A goroutine is not durably blocked when:

  • It is performing I/O (network, file, syscall).
  • It is blocked on a channel with a sender outside the bubble.
  • It is in cgo.

Time advancement

  • When all goroutines are durably blocked, the runtime advances the bubble's clock to the earliest pending timer deadline.
  • Time may not advance past a real-time deadline imposed externally (e.g., a test timeout).

Restrictions

  • Run may not be called recursively.
  • Goroutines escape the bubble if they outlive Run. Standard practice: every goroutine in Run is joined before Run returns.
  • The bubble is not GC-visible from outside; references in the bubble keep objects alive normally.

Compatibility

  • Available from Go 1.24.0.
  • The package is in the standard library, no module dependency required.

Compatibility Matrix

Need clockwork benbjohnson/clock synctest
Go 1.21+ yes yes no
Go 1.24+ yes yes yes
BlockUntil yes no (workaround) implicit via Wait
Context-aware block yes (BlockUntilContext) no Wait returns when quiescent
Negative time yes yes no
Multiple concurrent fakes yes yes yes (per Run)
Production code untouched no no yes
Real I/O inside test yes yes breaks bubble
Exact Advance(d) yes yes (Add(d)) no
Step to next wakeup automatically no no yes

Failure Modes

Advance races arming

A test calls Advance before production code calls After. Result: Advance fires nothing; production goroutine waits forever.

Mitigation: BlockUntil(n) before Advance, or synctest.Wait.

BlockUntil(n) counts wrong

The production code arms more or fewer sleepers than expected (e.g., a background ticker contributes a sleeper). BlockUntil(1) returns immediately for the ticker, before the actual code arms.

Mitigation: know your sleeper count; consider synctest which avoids the counting.

Goroutine escapes the bubble

In synctest.Run, a goroutine started before Run or via a non-bubble path is on real time.

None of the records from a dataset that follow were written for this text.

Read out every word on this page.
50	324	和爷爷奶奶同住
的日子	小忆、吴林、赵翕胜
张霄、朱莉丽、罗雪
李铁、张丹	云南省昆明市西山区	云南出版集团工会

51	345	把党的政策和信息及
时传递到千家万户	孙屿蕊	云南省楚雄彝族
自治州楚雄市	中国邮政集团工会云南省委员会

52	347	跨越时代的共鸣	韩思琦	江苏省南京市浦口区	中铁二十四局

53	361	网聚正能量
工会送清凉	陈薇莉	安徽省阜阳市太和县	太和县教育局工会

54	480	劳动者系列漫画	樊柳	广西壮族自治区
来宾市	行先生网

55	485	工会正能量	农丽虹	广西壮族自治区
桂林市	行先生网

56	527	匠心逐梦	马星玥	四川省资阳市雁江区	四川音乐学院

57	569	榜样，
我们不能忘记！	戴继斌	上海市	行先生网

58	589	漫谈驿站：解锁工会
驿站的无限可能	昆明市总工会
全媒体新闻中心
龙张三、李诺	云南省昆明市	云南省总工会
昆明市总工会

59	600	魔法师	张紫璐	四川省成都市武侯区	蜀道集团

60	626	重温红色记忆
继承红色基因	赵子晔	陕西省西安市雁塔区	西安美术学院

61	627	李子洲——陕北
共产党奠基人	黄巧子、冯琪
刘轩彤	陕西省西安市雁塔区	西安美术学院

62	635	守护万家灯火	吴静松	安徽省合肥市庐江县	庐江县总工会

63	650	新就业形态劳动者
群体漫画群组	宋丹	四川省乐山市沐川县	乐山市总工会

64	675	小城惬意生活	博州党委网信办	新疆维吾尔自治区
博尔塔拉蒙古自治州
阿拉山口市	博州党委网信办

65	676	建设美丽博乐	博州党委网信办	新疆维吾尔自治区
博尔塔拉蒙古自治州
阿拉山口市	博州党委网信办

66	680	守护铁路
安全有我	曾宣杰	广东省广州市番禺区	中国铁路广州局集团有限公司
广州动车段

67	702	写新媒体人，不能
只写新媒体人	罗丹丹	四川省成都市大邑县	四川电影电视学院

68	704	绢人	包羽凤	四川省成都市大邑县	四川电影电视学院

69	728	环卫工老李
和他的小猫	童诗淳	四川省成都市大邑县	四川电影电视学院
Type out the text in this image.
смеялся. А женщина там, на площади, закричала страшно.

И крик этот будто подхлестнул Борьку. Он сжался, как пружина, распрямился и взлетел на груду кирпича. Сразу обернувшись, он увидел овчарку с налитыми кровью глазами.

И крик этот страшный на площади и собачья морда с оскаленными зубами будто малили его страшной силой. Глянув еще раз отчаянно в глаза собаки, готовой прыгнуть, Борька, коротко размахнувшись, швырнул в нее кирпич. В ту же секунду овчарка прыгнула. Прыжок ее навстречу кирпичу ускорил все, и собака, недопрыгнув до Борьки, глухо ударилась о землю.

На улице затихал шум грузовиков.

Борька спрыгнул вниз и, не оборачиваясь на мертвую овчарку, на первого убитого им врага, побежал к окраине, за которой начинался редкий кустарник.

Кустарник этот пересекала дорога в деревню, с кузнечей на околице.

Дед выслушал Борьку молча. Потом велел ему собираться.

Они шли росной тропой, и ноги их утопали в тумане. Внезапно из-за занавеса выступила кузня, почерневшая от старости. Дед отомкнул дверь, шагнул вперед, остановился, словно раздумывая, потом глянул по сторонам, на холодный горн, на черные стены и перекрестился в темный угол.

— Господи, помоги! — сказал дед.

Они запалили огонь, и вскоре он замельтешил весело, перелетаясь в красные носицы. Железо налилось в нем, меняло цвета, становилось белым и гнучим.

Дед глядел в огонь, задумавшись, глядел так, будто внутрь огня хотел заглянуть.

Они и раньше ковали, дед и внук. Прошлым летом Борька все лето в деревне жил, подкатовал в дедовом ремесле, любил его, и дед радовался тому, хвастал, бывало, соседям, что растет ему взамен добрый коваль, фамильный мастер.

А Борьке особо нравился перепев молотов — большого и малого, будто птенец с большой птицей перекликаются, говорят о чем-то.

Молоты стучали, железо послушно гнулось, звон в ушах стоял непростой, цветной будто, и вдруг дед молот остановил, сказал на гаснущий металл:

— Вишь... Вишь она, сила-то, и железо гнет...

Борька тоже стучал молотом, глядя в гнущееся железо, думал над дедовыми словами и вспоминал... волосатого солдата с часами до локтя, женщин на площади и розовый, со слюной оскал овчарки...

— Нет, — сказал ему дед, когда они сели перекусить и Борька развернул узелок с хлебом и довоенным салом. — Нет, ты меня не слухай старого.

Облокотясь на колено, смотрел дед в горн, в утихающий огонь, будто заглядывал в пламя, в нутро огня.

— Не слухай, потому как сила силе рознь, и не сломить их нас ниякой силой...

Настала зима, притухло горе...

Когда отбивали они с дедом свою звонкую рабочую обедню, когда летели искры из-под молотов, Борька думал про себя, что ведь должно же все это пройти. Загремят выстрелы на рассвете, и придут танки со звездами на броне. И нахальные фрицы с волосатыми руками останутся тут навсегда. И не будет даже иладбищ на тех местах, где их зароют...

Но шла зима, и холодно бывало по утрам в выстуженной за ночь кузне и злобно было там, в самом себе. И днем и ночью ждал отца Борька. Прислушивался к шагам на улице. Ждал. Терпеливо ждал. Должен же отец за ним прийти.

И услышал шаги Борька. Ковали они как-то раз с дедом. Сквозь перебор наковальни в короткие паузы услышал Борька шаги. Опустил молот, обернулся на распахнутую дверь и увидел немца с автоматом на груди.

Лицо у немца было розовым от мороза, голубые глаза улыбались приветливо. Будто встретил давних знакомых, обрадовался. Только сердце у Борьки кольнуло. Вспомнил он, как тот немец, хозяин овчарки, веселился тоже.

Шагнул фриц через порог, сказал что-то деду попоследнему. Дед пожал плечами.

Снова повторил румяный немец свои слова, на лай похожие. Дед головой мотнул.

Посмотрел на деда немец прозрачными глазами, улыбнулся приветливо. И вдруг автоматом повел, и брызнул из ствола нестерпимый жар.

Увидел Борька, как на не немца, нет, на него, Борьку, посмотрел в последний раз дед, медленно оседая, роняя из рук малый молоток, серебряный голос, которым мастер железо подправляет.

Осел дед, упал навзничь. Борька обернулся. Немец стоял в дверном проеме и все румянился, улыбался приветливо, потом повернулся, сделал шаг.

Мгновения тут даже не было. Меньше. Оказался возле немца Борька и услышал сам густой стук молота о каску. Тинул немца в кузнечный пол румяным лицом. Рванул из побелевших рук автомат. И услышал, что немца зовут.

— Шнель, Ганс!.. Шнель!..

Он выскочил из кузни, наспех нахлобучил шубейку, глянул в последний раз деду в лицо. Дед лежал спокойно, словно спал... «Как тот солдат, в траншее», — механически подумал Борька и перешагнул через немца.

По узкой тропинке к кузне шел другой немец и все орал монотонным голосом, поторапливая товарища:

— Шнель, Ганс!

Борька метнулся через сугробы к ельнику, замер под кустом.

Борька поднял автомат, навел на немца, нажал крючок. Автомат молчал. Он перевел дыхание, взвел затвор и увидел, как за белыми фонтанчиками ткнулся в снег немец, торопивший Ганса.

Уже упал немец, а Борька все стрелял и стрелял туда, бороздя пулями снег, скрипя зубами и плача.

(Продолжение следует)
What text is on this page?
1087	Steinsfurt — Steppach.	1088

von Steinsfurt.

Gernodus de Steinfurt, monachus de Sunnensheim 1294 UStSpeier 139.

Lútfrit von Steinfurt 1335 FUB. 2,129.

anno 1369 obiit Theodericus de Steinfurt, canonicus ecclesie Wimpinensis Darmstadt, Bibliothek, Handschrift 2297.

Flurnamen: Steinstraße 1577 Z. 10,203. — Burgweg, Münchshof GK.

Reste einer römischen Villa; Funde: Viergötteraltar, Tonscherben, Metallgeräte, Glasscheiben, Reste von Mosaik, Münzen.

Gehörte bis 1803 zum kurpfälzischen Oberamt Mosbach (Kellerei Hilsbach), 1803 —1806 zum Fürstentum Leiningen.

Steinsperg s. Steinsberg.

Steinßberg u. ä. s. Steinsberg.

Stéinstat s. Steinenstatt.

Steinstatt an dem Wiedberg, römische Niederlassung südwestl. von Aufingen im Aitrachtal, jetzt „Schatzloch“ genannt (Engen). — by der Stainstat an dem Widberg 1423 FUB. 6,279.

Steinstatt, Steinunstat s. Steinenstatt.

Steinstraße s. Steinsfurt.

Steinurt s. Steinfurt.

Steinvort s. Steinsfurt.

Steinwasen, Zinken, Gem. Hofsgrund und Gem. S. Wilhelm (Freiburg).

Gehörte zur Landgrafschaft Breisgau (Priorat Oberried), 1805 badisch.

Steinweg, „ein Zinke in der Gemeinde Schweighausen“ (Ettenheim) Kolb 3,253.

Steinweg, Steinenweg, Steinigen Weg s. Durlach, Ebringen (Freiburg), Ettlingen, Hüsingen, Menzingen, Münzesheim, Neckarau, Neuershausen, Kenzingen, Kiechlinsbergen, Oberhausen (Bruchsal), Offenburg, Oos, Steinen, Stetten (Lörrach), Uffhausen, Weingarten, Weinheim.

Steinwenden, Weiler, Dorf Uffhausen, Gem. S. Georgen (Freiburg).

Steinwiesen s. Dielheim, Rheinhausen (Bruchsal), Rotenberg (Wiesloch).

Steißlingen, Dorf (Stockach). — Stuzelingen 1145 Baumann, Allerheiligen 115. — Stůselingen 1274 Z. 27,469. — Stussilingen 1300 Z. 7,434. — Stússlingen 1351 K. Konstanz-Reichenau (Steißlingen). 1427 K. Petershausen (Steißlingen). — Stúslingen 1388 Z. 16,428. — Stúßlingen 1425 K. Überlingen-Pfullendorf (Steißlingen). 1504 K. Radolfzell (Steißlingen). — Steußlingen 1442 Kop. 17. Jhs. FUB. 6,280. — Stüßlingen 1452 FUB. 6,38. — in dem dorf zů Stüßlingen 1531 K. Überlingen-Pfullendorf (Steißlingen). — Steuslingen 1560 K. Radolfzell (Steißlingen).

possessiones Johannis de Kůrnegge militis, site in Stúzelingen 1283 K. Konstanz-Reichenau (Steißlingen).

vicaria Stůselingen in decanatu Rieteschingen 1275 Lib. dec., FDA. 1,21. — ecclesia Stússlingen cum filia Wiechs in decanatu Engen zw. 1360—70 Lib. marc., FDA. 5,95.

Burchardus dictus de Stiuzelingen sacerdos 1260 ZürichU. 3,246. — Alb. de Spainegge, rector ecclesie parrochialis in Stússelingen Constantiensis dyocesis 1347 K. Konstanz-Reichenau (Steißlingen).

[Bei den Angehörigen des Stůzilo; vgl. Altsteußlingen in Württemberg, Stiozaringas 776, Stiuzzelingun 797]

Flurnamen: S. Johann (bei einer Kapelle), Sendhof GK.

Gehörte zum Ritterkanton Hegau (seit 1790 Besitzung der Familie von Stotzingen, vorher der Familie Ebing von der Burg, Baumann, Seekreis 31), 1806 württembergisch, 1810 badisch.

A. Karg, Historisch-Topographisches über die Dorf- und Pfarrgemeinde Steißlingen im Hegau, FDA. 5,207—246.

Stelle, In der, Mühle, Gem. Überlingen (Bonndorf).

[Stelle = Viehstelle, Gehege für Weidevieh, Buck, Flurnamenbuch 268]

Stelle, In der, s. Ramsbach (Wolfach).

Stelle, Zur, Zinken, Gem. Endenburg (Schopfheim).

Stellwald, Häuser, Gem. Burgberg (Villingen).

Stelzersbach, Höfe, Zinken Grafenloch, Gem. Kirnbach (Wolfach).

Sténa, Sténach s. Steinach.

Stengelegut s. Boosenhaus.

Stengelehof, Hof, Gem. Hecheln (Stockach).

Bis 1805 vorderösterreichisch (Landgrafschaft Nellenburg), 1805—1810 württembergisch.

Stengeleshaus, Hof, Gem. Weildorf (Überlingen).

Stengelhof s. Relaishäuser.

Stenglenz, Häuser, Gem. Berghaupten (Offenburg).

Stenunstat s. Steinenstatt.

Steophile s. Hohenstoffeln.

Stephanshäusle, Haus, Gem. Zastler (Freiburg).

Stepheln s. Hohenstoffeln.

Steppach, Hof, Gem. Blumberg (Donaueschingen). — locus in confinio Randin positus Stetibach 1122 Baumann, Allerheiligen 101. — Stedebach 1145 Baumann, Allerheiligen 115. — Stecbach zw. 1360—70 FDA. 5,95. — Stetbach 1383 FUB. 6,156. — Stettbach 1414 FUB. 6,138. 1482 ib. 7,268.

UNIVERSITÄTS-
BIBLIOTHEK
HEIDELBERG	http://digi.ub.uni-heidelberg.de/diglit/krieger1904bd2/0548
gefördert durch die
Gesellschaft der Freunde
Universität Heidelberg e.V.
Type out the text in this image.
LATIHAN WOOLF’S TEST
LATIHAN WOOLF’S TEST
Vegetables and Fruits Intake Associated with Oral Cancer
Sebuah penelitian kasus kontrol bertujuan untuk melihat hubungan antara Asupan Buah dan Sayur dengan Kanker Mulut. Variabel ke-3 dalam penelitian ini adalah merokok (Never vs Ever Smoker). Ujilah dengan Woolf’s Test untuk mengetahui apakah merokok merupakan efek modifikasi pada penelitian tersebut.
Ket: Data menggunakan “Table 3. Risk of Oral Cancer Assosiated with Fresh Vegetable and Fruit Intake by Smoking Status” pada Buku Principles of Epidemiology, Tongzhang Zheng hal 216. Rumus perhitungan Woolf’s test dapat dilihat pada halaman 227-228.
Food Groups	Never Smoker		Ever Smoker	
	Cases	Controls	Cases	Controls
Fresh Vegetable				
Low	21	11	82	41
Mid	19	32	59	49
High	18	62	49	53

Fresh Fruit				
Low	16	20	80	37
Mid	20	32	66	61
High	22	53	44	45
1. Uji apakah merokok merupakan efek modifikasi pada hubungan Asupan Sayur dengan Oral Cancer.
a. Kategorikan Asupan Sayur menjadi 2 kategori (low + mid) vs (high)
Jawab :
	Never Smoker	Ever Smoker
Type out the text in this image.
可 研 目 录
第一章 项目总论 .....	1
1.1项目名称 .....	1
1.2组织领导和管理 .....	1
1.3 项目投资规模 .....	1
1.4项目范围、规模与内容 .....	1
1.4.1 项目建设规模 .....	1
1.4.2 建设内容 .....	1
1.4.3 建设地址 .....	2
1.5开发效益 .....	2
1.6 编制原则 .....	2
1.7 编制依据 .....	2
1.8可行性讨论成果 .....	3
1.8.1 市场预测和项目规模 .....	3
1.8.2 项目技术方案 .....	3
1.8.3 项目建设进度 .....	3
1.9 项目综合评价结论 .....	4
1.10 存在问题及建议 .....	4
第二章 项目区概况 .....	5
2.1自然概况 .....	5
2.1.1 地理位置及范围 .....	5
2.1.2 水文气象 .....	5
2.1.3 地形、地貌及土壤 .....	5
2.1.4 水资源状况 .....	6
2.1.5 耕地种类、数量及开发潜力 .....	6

Mitigation: spawn all goroutines inside Run. Use Wait to ensure none escape.

Real I/O inside a synctest bubble

A net.Dial call is real-time. The bubble cannot advance time while a goroutine is blocked on it. Test hangs or times out.

Mitigation: isolate I/O behind an interface and provide an in-memory fake for tests under synctest.

Monotonic time mismatch

Production code uses time.Since (which uses monotonic). Fake clock returns wall-only time.Time. Since falls back to wall computation; usually correct, but Round(0) strips monotonic and changes equality semantics.

Mitigation: within fake clocks, prefer clock.Since(t) over time.Since(t).

AfterFunc callback on a foreign goroutine

fakeClock.AfterFunc runs the callback on a goroutine the fake controls. The test goroutine must synchronise (e.g., via channel) before asserting.

Mitigation: always synchronise on a channel; never on a bool.

Negative Advance does not un-fire sleepers

Once a sleeper has fired, calling Advance(-d) does not un-receive the value. This is a non-reversibility; tests cannot rewind state.

Mitigation: construct a fresh FakeClock per test when state matters.